Well Shit

I've heard many say that being stabbed makes you cold, freezing even. I would disagree. A warm feeling trickles down your throat, and a pounding headache takes control of you, guiding you on a long journey through a poisonous syrup. There are a few I know of who can totally ignore pain, carry on as if it were nothing, adrenaline and anger pushing them forward. I am not one of those people. I felt every ounce of pain that wound gave me, and I've never been one to ignore what my body tells me to do. Your mind may know how to win a battle but your body knows how to survive it.

"Friday" You might be wondering. "Why don't you just shift into Camel, or your baseline. And while you're at it explain to us how that naming stuff works." Well you silly little sausage, Any injuries or something like that automatically carry over to my next body, and have the possibility of making it even worse. Bending flesh and restructuring bone can also result in the cut or bruise moving elsewhere. Like my eyes, or internal organs, or god forbid, the genitalia. I count myself as a tough old cunt but I'm not one to enjoy a cut off cock or ruptured slit. And I take my names very seriously. Agrid, Camel, and many others I count as my Creation names, names I made to suit my characters and their stories and lives, Friday being the name that encompasses them all, my first creation name, the name my friends refer to me as. My baseline is just called Friday for the simple reason that I like that name. It suits the baseline more than it suits any other. The first Name, now that is of another matter entirely.

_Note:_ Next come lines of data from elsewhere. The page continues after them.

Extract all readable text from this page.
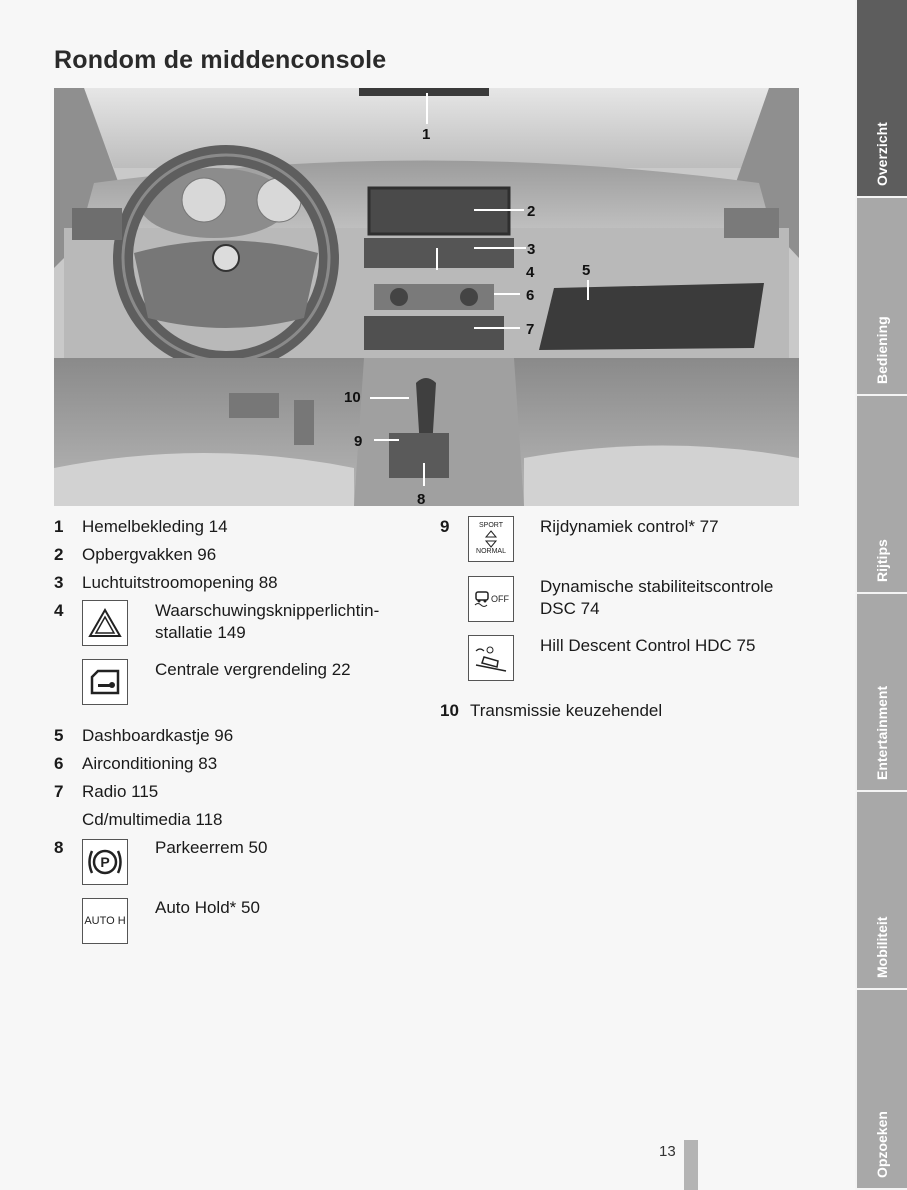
Rondom de middenconsole
1
2
3
4	5
6
7
8
9
10
1 Hemelbekleding 14
2 Opbergvakken 96
3 Luchtuitstroomopening 88
4	Waarschuwingsknipperlichtin-
stallatie 149
Centrale vergrendeling 22
5 Dashboardkastje 96
6 Airconditioning 83
7 Radio 115
Cd/multimedia 118
8
P
Parkeerrem 50
AUTO H
Auto Hold* 50
9	SPORT
NORMAL
Rijdynamiek control* 77
OFF
Dynamische stabiliteitscontrole
DSC 74
Hill Descent Control HDC 75
10 Transmissie keuzehendel
Overzicht
Bediening
Rijtips
Entertainment
Mobiliteit
Opzoeken
13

I looked down to my side, trying to estimate the severity of my paper cut, and spied an insect of some sort trying to crawl in to the roughly five inch long cut. I frowned in disgust. Insects. I had obviously made Agret hate the vile squishy parasites also known as "insects", even more than i do normally... aside from when I was an insect

"Forget what we were doing old hag?" shouted the former wall. I chuckled. Old I may be, but I'm not old enough to forget how to bust the living shit out of people. "Absolutely not." And then I pulled out a crossbow out of my handbag, aimed, and put a hole through his head. It almost makes me laugh, the look that people get when they've been shot. It's a look that says, very clearly, "Hey! That's illegal!". I had to use my imagination with Wally, half his face being covered by that dashing sash, but it came out pretty good. Eyes wide and blue, shock etched onto ever disgusting mark of what some would call a face.

Murder is a dirty business, don't get me wrong, I've never been a fan of the ol' Kill or be Killed. I prefer the more dignified way, talking to one another and working out our differences, and if I have one pointer to give anyone in a situation where a mistake could mean the deaths of many, I would advise to bring a lot of alcohol, as not only does it make it a lot more fun, usually turns into both of us getting madly drunk and handing out whiskey and rum to every soldier, a good thing in my books, everyone is equal in the clutches of our Red Mistress, except the next bottle perhaps.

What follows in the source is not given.